Button came out from the corner, nodding.
"Good, good. Are you excited?"
"So am I. Sit on your bed."
Felix did and smiled at Button. Button moved over to Felix's dresser and pulled out one of the drawers. He shifted through the clothes and pulled out a black pouch. From the pouch he took out a small carver knife, two large buttons, white string, and an unusually large needle, the eye the size of Felix's pinkie. "Is this going to hurt, Button?" Button smirked, and a dark chuckle rose from the back of his throat. Felix blinked. "Button?"
Of course this will hurt, Felix. Button signed. It's supposed to hurt.
Felix began to shake. He stood up. "I don't want to anymore." Button shoved him back down, pinning him down.
"...Too bad." Button growled his voice low and menacing. Felix's eyes grew wide.
"You... you said you didn't have a voice." he whispered.
"I lie, Felix. I don't like using my voice. It takes too much time." Button took the small knife and held it to Felix's face.
"Why are you doing this?" Felix whimpered, trying to break free of the older boy's hold.
"Because you annoyed enough people, Felix. No one wants an annoying person around. I'm doing society a favor. I always do this."
Felix began to cry. "I thought we were friends."
"Friends? I don't befriend people like you." Button sighed angrily. "See? Using my voice takes too much time. Time to end this. See the world through your playground eyes."
He brought the knife to Felix's eye, digging deep. Felix screamed, but Button covered his mouth. He scooped out Felix's eye, leaving a bloody stringy mess. Button had kept the nerve intact, though, so Felix felt all the pain. Button let the knife go and took the needle and string. Still covering Felix's mouth, Button stringed the needle and grabbed a button. He placed it over Felix's socket and proceeded to sew the button onto his face.
Felix screamed behind Button's hand, crying from his one good eye, streaming blood from his other. Button switched hands after he finished, going to the other eye. Felix thrashed about, trying to break free. Button held him down and repeated what he did with Felix's first eye. Now Felix was blind, seeing nothing but black, yet, seeing nothing but white as well. He saw things fly around, things that he never saw, and it scared him. Button worked on his mouth, putting it not a smile, but a frown. He smiled at his own work and stood up. His gloves had gotten especially bloody with this boy.
"Do you see?" he asked.
Felix slowly nodded; still laying sprawled out on the bed. "What do you see?" Button asked.
Felix raised his hands and signed Things. Scary things. Please. Make them stop. They see me. "You're seeing the real world, though." Button said. "Do you want it all to stop?" Felix nodded quickly. Button smirked and reached into the pouch, pulling out a simple knife. Nothing fancy, just one of those kitchen knives you'd find lying around. Button only used this knife for the end.

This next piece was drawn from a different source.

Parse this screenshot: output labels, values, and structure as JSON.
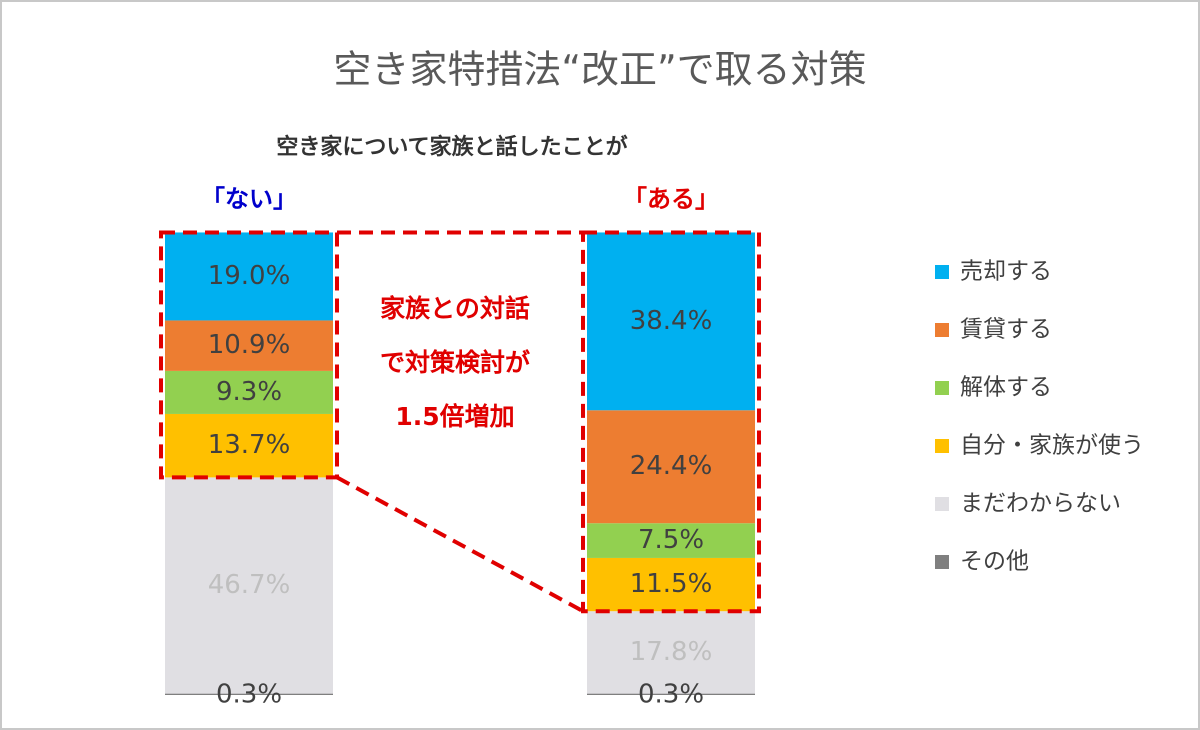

The next morning, Rosa went upstairs to wake up her son for school. She tried to open the door, but saw it was locked. "Felix, open up, please." Rosa said. She waited, but nothing happened. Rosa sighed and went to her room for the key. Sticking it in the hole, she unlocked it and went inside. She let out a blood-curdling scream when she saw Felix. He laid on his bed, his throat slit, and his hands on his face, as if covering his new eyes. On the wall to the left, written in paint, was a note. To the parents of Felix,
Writing in blood on a wall is a dull motive, but I had no time for a more elaborate note. I rid you of your son, just like you wanted. No need to thank me. He saw the world through his new playground eyes. Enjoy your new life of freedom, Button.